The seed of the exhibition, the discovery from which the whole show took shape, was finding the triptych of “Spaces I,” “Spaces II” and “Spaces III,” by the 20th-century Czech duo Stanislav Libenský and Jaroslava Brychtová, in philanthropist and museum namesake Gerard Cafesjian’s collection.
The works are dense smoky-gray glass blocks, each seemingly compressed at a different angle and shot through with a severe diamond-shaped tunnel. The forms create the dramatic effect of trapped light struggling to free itself before finally beaming triumphantly back out into the world.
They are, at the risk of editorializing, stunning. And as you might expect, Ahlberg Yohe thinks so too.
“Libenský and Brychtová are such exceptional abstract artists and it’s unfortunate that not enough people know about them, which is in part because they were working in glass,” she said. “It’s about where we’re lending our curatorial eye. How can we move the conversation to see glass in the context of broader art stories?”
Presenting glass well is a tricky process that requires a strong command of gallery lighting — consider what happens when you accidentally take a flash photo through a window — which the CAT has always excelled at. I’ve long thought the museum’s inaugural curator, Andy Schlauch, was one of the best in the biz, and Ahlberg Yohe has proven herself similarly deft.
“I feel very strongly about ensuring my work understands the intentionality of the artist,” she said. “What are they saying? What do they want to say? What do they want people to experience? And how do I as a curator make that happen?”
This is more easily achievable in some cases than others. Libenský and Brychtová gave some interviews and left behind written notes, Ahlberg Yohe said, from which she could extrapolate as a historian might. Other artists in the exhibition, like the late painter Edith Carlson, were loath to analyze their own work and therefore not forthcoming, whereas when Ahlberg Yohe was figuring out how to best display a work by the contemporary German artist Udo Zembok, she just sent him an email.
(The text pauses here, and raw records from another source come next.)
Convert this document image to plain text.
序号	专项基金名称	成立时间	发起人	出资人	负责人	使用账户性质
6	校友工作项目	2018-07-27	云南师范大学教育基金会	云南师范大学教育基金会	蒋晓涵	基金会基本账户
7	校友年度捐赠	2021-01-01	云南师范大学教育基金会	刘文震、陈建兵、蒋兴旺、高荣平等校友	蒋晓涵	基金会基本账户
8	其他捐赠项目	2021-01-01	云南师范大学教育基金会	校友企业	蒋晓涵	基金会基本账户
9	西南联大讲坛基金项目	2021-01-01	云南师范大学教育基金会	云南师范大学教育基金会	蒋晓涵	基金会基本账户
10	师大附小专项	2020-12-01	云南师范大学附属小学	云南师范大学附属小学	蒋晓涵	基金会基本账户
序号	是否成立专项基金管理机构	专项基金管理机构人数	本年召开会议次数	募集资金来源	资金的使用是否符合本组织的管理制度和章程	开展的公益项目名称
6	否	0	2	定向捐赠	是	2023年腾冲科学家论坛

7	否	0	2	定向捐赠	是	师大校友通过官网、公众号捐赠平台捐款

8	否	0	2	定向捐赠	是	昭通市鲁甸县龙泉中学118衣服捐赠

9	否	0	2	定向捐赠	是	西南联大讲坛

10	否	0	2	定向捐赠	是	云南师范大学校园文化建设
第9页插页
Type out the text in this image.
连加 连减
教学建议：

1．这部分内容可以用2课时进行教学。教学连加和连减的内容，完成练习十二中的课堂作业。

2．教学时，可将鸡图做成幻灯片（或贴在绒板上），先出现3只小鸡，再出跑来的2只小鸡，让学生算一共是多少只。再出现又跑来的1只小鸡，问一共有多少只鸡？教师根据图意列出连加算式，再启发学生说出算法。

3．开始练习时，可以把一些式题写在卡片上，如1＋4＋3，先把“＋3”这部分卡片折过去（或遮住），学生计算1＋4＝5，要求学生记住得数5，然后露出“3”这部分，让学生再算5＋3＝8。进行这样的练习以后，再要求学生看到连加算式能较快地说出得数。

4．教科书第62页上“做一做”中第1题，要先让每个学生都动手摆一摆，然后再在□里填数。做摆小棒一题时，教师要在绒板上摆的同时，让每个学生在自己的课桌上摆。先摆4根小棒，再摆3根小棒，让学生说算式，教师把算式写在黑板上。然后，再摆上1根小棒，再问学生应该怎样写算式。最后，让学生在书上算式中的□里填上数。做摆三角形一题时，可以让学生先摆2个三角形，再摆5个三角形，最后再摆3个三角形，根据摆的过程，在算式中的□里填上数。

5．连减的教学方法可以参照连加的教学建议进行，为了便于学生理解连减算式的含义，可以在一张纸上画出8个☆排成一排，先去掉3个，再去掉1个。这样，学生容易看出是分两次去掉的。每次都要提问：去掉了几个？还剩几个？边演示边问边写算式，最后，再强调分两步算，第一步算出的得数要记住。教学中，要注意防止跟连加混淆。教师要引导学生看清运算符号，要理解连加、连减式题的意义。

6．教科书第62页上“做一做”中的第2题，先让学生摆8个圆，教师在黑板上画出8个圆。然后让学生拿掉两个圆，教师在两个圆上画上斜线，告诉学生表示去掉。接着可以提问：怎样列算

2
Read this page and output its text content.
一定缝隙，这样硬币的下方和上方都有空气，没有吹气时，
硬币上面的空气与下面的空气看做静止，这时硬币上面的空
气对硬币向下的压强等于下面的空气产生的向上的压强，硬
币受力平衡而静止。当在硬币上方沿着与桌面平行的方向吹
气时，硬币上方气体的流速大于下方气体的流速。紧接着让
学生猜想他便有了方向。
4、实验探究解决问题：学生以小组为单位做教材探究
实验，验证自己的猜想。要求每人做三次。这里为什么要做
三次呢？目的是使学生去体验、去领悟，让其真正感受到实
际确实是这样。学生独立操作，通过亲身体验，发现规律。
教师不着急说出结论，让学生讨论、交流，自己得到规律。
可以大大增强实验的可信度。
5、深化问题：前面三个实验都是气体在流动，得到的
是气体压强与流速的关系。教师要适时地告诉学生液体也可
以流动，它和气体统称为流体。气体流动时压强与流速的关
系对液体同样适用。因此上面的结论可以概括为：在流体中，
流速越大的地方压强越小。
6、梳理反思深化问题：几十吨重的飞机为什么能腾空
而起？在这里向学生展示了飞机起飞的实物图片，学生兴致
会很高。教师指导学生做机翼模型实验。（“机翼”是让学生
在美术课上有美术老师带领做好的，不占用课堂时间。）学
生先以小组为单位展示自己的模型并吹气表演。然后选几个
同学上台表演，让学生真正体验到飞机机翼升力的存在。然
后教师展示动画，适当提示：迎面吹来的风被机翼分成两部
That work, the beguiling 2013 glass sculpture “Horizon 02,” will have a sofa in front of it, to encourage visitors to take time to sit with the art. Sure, there are text panels that explain each piece, but Ahlberg Yohe hopes visitors do more than just read the words and move on.
“It’s slowing down a little bit, being able to say, ‘I’m looking at this, and what’s emerging for me?’” she said. “It’s allowing visitors to just own abstraction for themselves. It’s not in the hands of anyone other than themselves.”